Vascular Disease Patient Information Page: COVID–19-related thrombosis
Alec A Schmaier, Alvin H Schmaier
COVID-19 can vary from causing no symptoms in some people to a life-threatening illness requiring intensive care and mechanical ventilation in others. COVID-19 affects the body in many different ways, including causing blood clots such as DVTs and PEs. Thrombosis in COVID-19 may be due to direct damage to blood vessels, ‘out-of-control’ inflammation, or other mechanisms that are not completely understood. Many patients with moderate-to-severe COVID-19 have ‘coagulopathy’ (a predisposition to form blood clots) that can be measured by laboratory testing. Patients hospitalized with COVID-19 are given thrombosis prophylaxis (blood thinners) to prevent blood clotting.
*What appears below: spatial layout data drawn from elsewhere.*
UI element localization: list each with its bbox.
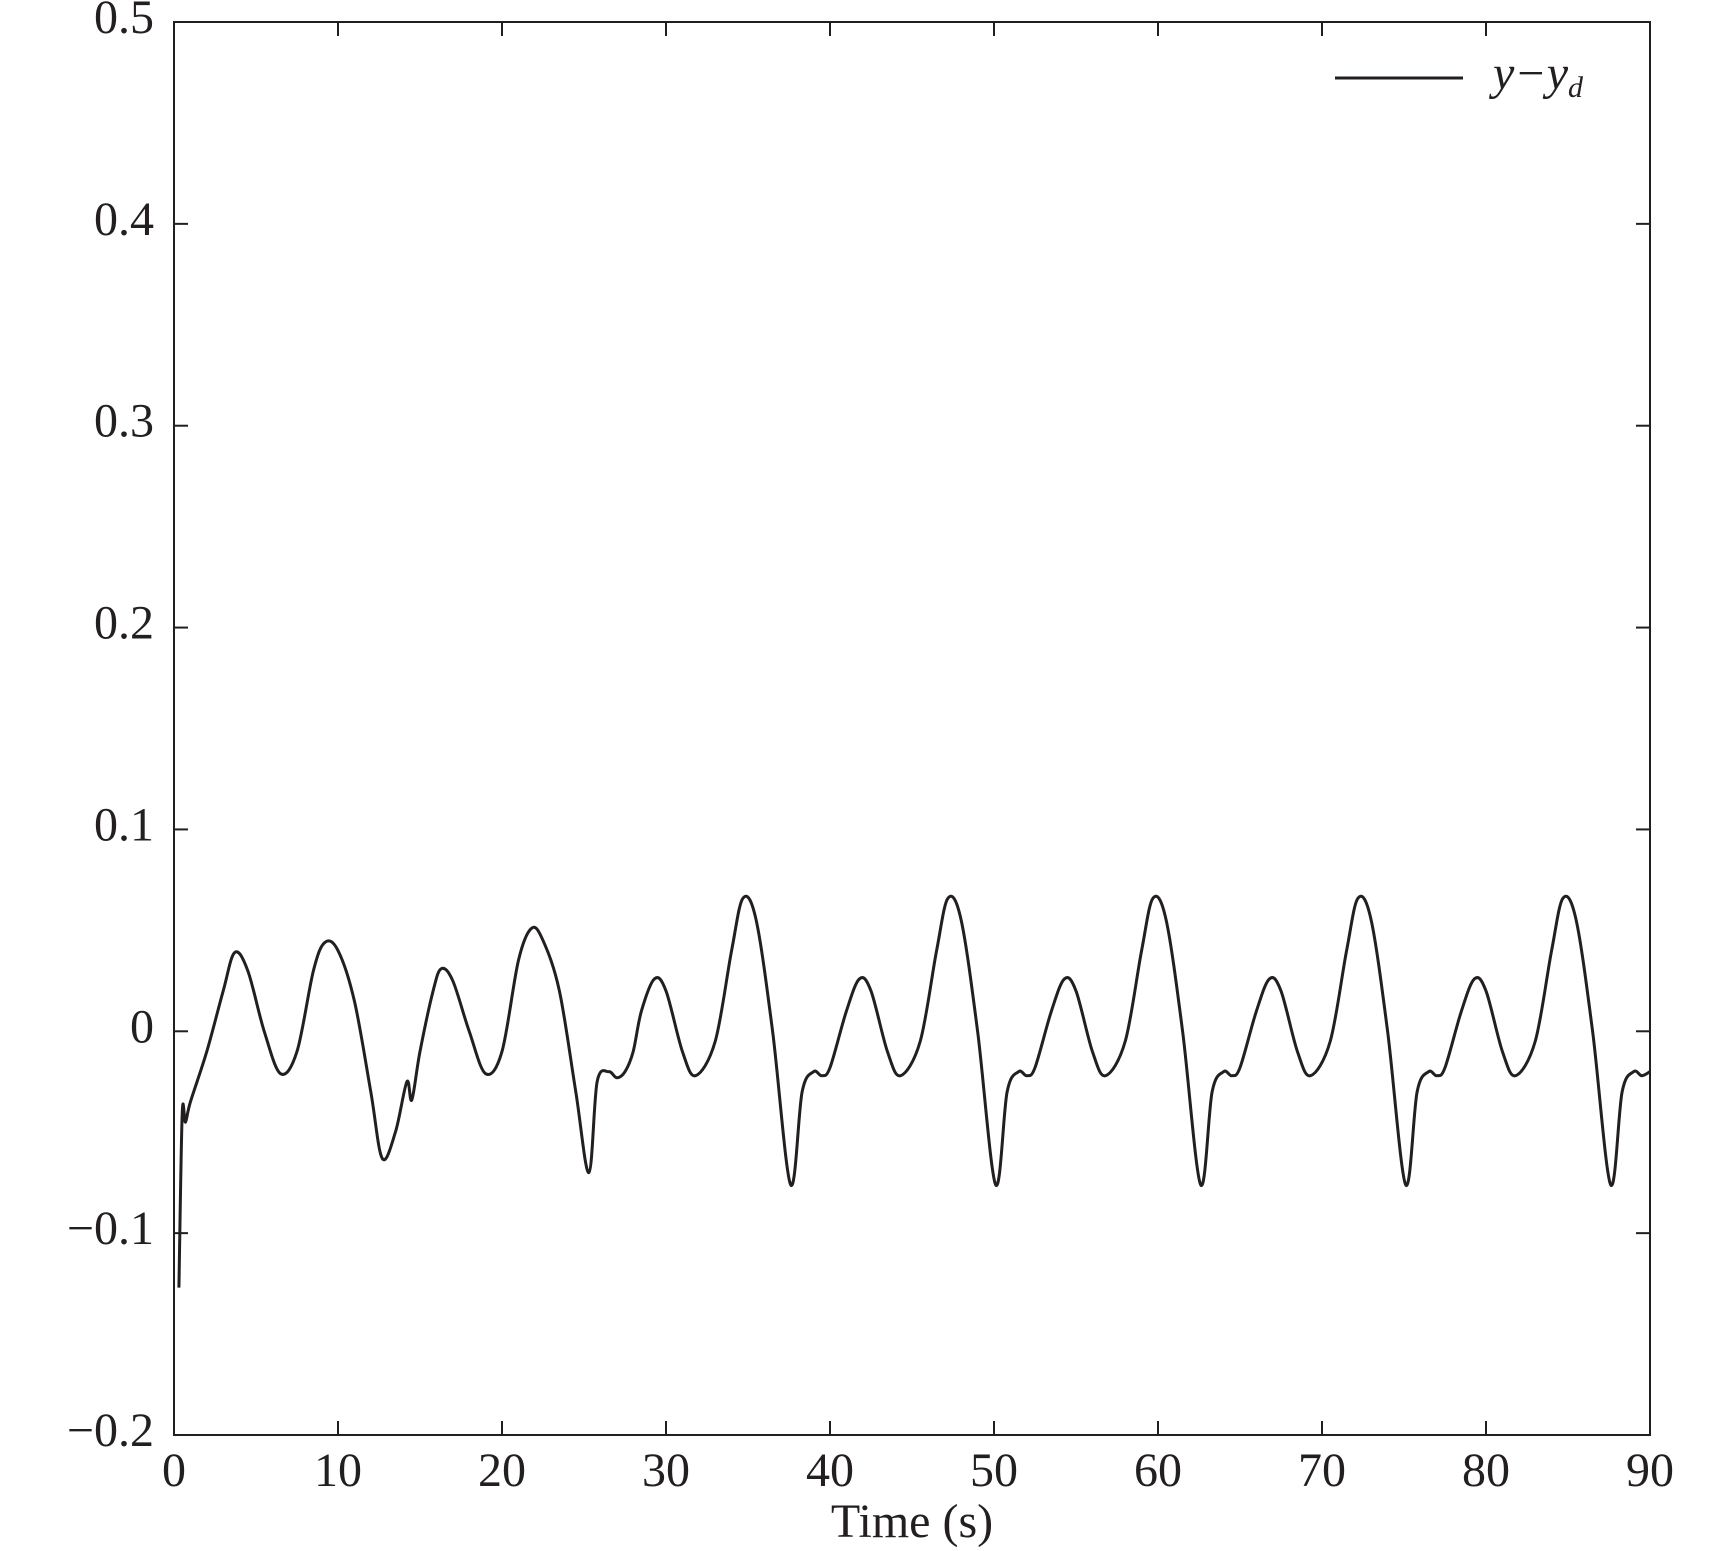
data-line [177, 894, 1651, 1288]
x-tick-label: 70 [1298, 1444, 1346, 1497]
y-tick-label: −0.2 [67, 1404, 154, 1457]
x-tick-label: 20 [478, 1444, 526, 1497]
y-tick-label: 0.3 [94, 395, 154, 448]
x-tick-label: 80 [1462, 1444, 1510, 1497]
plot-frame [173, 21, 1651, 1436]
y-tick-label: 0.1 [94, 798, 154, 851]
x-tick-label: 90 [1626, 1444, 1674, 1497]
x-axis-label: Time (s) [831, 1495, 993, 1548]
x-tick-label: 30 [642, 1444, 690, 1497]
y-tick-label: 0 [130, 1000, 154, 1053]
x-tick-label: 10 [314, 1444, 362, 1497]
x-tick-label: 60 [1134, 1444, 1182, 1497]
y-tick-label: 0.4 [94, 193, 154, 246]
x-tick-label: 0 [162, 1444, 186, 1497]
y-tick-label: 0.2 [94, 597, 154, 650]
y-tick-label: −0.1 [67, 1202, 154, 1255]
x-tick-label: 40 [806, 1444, 854, 1497]
x-tick-label: 50 [970, 1444, 1018, 1497]
legend-label: y−yd [1488, 47, 1584, 104]
y-tick-label: 0.5 [94, 0, 154, 44]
Instead of a one-size-fits-all approach, in patients with COVID-19, thrombosis prophylaxis regimens have been altered to provide higher doses of preventive-dose blood thinners. These doses can be adjusted based on the degree of coagulopathy, as determined by laboratory testing. Full-intensity, treatment-dose anticoagulation is prescribed if there is a documented thrombosis or in certain patients with COVID-19 at very high risk for thrombosis. There is still much that doctors do not understand about COVID-19, and ongoing studies will provide understanding of the best ways to prevent and treat thrombosis in COVID-19.